Background: The monetary threshold for most property types exempt from claims of creditors in bankruptcy proceedings has not been updated since the early 1960’s. The purpose of the exemptions is to provide a debtor enough assets and means to rebuild his or her life. A legislative task force found in 2003 that the current exemption thresholds were inadequate.

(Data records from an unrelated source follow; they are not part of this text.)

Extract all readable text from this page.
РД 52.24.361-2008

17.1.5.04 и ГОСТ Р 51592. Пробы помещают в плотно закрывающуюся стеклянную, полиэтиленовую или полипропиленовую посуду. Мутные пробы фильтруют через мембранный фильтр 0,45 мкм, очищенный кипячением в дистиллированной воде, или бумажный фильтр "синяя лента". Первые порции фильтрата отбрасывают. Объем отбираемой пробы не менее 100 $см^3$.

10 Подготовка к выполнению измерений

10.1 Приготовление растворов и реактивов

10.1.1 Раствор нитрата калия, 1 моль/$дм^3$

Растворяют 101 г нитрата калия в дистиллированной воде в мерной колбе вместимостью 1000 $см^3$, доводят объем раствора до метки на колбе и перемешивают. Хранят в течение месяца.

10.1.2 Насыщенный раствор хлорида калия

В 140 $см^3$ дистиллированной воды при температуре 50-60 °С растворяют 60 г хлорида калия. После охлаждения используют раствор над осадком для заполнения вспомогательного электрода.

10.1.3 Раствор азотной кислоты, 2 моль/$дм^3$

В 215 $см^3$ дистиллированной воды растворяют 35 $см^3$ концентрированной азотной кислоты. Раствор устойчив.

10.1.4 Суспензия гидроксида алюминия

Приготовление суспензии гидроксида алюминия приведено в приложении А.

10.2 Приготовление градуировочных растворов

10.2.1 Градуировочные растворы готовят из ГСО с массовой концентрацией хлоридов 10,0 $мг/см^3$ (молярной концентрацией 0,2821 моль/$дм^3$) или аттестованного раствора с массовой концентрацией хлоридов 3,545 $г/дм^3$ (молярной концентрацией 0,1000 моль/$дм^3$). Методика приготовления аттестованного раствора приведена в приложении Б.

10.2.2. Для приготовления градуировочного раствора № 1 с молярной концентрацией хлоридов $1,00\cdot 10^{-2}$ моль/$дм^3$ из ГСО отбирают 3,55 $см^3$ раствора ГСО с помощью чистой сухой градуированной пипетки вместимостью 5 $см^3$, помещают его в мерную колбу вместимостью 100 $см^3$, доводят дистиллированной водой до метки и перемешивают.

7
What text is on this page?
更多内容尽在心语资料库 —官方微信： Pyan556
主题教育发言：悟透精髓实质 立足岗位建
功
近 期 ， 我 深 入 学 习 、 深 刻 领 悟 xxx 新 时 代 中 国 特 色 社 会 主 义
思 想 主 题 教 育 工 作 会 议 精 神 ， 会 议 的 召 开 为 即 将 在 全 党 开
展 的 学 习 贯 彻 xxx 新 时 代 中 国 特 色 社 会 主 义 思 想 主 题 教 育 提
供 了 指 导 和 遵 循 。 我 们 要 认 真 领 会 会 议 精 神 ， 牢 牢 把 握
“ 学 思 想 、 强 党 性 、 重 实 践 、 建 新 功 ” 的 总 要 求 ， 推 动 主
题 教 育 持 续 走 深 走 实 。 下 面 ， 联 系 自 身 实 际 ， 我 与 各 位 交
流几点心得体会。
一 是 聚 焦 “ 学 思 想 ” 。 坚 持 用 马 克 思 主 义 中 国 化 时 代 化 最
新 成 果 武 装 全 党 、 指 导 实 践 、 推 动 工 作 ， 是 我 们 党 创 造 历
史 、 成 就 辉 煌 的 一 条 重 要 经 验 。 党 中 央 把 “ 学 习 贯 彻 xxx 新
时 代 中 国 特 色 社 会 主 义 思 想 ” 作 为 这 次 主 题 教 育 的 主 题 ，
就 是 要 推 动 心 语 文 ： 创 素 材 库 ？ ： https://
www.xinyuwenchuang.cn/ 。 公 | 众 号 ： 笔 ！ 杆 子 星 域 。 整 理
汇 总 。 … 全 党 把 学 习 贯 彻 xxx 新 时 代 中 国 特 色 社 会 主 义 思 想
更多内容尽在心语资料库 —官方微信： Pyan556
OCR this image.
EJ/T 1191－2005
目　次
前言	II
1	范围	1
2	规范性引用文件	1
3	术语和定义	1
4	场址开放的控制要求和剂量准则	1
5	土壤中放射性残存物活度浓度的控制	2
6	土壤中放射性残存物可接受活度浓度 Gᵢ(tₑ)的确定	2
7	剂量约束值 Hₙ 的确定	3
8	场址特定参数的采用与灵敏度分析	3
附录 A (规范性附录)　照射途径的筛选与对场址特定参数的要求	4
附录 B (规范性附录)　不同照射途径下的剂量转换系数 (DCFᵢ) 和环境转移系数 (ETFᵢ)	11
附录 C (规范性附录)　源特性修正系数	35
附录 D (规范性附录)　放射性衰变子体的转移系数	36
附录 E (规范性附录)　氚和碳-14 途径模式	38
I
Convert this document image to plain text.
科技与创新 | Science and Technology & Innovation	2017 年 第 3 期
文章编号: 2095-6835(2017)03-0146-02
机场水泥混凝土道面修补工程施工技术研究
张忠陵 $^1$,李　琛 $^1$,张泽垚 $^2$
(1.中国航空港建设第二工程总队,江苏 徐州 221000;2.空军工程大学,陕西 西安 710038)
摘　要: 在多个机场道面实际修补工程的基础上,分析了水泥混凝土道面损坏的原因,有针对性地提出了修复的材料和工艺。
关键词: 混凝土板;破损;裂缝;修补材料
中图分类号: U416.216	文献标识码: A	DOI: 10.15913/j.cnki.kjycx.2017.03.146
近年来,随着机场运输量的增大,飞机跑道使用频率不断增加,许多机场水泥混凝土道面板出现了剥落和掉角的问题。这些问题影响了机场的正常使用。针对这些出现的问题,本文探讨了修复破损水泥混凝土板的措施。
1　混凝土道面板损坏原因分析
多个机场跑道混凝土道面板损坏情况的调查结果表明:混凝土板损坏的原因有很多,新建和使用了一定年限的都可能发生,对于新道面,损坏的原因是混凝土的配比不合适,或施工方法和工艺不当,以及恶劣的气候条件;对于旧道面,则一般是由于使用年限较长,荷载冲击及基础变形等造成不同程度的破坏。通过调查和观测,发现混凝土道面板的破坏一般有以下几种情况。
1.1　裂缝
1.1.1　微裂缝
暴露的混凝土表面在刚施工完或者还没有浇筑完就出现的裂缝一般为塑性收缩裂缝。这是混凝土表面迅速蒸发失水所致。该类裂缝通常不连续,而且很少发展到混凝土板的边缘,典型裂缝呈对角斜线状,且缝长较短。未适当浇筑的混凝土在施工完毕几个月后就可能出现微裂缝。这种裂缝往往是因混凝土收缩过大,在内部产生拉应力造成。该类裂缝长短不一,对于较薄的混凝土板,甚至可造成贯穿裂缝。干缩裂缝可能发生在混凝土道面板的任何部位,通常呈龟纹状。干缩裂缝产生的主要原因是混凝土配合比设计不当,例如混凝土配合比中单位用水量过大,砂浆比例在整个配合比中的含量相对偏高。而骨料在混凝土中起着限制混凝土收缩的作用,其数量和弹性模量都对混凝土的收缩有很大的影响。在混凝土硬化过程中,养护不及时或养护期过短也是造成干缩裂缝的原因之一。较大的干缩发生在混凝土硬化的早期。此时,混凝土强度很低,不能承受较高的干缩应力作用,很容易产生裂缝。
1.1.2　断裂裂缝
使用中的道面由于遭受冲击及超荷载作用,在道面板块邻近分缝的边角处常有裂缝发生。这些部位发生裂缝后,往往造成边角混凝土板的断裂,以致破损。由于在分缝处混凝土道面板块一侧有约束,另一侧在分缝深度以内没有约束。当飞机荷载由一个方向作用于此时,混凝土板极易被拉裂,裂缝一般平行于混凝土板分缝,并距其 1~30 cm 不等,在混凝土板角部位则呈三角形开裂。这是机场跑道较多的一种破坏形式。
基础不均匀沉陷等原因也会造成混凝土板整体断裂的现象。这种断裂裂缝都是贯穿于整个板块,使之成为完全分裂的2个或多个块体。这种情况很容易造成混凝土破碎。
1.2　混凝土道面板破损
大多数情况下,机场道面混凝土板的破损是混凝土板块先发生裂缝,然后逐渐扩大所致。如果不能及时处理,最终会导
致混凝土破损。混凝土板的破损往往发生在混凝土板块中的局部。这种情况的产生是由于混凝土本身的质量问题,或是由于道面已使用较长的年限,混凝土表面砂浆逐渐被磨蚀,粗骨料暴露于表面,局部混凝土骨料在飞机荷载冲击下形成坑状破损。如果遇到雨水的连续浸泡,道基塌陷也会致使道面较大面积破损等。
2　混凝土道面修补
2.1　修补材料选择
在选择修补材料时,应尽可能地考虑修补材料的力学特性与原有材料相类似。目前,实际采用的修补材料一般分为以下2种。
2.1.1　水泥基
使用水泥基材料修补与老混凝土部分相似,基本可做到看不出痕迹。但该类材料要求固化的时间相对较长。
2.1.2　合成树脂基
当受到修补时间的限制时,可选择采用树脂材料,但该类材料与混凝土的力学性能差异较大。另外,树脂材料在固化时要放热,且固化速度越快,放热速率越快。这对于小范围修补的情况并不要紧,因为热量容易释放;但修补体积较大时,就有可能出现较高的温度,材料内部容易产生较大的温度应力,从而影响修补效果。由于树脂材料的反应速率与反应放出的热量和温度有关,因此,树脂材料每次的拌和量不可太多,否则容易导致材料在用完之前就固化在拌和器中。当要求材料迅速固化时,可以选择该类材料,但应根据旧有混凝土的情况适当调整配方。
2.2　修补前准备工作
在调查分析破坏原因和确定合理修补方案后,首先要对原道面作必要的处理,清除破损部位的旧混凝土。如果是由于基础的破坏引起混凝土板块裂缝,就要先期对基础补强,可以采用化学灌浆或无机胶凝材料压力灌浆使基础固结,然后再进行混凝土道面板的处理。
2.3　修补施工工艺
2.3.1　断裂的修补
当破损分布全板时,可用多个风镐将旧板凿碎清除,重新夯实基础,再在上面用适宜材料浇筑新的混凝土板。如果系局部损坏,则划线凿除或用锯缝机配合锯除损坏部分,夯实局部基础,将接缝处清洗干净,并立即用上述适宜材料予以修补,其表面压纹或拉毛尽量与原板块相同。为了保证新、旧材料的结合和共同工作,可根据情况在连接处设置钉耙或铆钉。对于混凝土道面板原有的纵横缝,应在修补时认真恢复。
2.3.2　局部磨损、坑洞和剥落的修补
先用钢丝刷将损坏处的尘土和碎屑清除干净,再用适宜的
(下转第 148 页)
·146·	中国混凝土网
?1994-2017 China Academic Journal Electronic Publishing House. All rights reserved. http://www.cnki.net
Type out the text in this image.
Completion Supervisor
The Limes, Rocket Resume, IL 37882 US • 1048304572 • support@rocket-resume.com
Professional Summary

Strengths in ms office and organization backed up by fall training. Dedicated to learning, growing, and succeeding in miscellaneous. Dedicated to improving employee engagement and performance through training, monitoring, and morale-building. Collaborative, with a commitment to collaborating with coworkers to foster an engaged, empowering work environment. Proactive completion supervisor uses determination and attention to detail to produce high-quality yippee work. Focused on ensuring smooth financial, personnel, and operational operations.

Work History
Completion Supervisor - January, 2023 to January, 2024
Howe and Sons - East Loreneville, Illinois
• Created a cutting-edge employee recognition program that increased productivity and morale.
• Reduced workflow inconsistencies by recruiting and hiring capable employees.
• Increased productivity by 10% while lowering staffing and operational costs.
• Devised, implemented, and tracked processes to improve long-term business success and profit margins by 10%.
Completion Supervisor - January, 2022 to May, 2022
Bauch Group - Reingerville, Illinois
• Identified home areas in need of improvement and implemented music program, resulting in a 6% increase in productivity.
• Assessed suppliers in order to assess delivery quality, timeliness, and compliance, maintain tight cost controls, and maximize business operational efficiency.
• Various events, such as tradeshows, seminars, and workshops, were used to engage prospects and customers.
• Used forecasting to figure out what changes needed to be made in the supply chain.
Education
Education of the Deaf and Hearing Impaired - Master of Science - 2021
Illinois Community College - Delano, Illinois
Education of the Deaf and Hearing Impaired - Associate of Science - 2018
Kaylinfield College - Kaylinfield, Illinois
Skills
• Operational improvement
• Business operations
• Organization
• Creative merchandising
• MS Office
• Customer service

Description of Bill: The bill adds two sections to the Revised Judicature Act of 1961. Section 5451 exempts certain property from bankruptcy proceedings, including family pictures, individual retirement accounts, and right or interest in certain pension, profit-sharing, stock bonus, or other qualified plans. Thresholds for crops, farm animals and feed for farm animals; household goods; pets, motor vehicles; computers; tools, implements, materials or other things needed to carry on a profession or occupation; and credit union accounts were updated. Michigan citizens could continue to choose to use the federal exemptions in lieu of the state exemptions. The bill requires the State Treasurer to adjust the dollar amount thresholds every three years to reflect the cumulative change in the Consumer Price Index. A new Section 6023a exempts certain property held jointly by a husband and wife as a tenancy from a judgment entered against only one spouse.
Summary of Arguments
Pro: The exemptions in Michigan law related to bankruptcies have not been updated in many years. As a result, debtors often have insufficient assets and resources to rebuild their lives and may require public assistance. The bill would allow the bankruptcy laws to work as intended.
Con: Although adjustments to Michigan’s bankruptcy exemptions are needed, the bill appears to create confusion by not amending or repealing Section 6023 of the act. This section contains the current exemptions. The original House-introduced bill did amend Section 6023.
Budgetary: There is no direct budgetary impact on the department.
Revenue: The bill will have no impact on department revenues.
Budgetary: There is no direct budgetary impact on the state.
Revenue: The bill will have no impact on state revenues.